Interview: Milagros Ong-How
What can be done to foster private sector participation in domestic fertiliser production, and which crops benefit from increased fertiliser use?
MILAGROS ONG-HOW: Fostering private sector commitments in the Philippines will require a long-term, multi-dimensional approach that includes legislative reforms to attract investors to the agriculture sector through tax incentives and access to credit. An “information, education and communication” approach that focuses on current and future farmers is also needed, along with free education on agricultural business management for current and future stakeholders, and efforts to incentivise the adoption of appropriate technologies that improve production efficiency and profitability.

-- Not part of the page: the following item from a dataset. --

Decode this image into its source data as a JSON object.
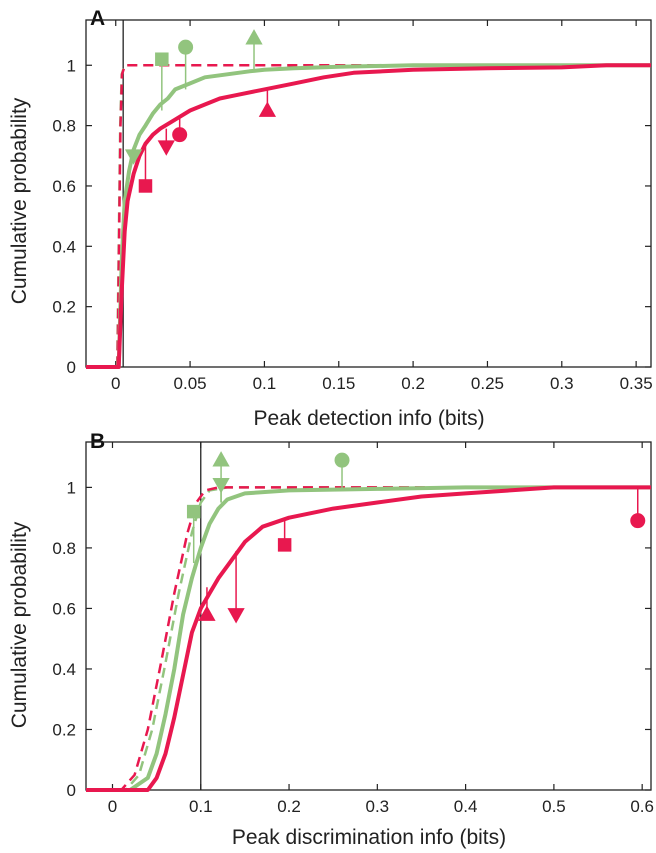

As the sector expands and exerts a greater force multiplier, there will be more farmers justifying support programmes from focused agencies. Also needed are infrastructure improvements – to roads and ports for example – to ensure growers have better access to fertilisers and points of delivery at competitive prices.
The crops benefiting from fertiliser use are the country’s four major staples: rice, corn, cassava and sweet potato. These crops make up 70% of the country’s food consumption, while the remaining 30% comes primarily from other crops and livestock. A concerted effort must be made for these crops to sustain all 100m Filipinos. Alongside this, only 60% of the land being used for agricultural activities utilises chemical fertilisers. This means there is great potential for both farmers and fertiliser producers to improve the situation. The remaining 40% either does not use fertiliser at all or relies on pure organic fertiliser. This is due to a lack of funding, limited access to fertiliser and misconceptions about the use of chemical fertiliser. While the population of the Philippines is growing, the 40% of land that is not being farmed in an efficient way is quickly being given over to residential, commercial and industrial use. As a result, all arable land will have to achieve increases in crop yields.
How can fertiliser distribution be improved to ensure countrywide accessibility and price stability?
ONG-HOW: To encourage fair competition across all fertiliser brands and geographical markets, the government must make transport services accessible and affordable to producers. The availability of at least two fertiliser brands in an any given area encourages fair competition and lowers and stabilises prices. The government should also consider developing the rail network to connect the country’s agricultural regions and enable the faster transport of agricultural goods at reasonable costs. We have improved our own fertiliser distribution through better logistics management, the use of shipping lines and the port network so that farmers can access fertilisers at stable prices.
To what extent can the Philippines work to encourage the engagement of qualified human capital and entrepreneurs in agriculture?
ONG-HOW: We have to embrace the fact that the Philippines is an agricultural country. The government and the private sector can spark progress and hope in the agricultural sector by working together. Socio-economic interventions must be refocused on agricultural initiatives and projects, particularly with regard to encouraging younger generations to look for employment opportunities in agriculture. Our education system should prioritise agricultural activities in order to direct young people towards the industry instead of persuading them to work abroad. People living in the provinces, rather than migrating to cities and leaving their lands unproductive, could stay to cultivate their lands and contribute to the food supply chain. There is without a doubt a large and broad demand in the Philippines for rice, corn, vegetables, cacao, cassava, virgin coconut oil, activated carbon from coconut shells, and a host of other products. This high demand will not only be around for a long time, it will increase – if the right steps are taken.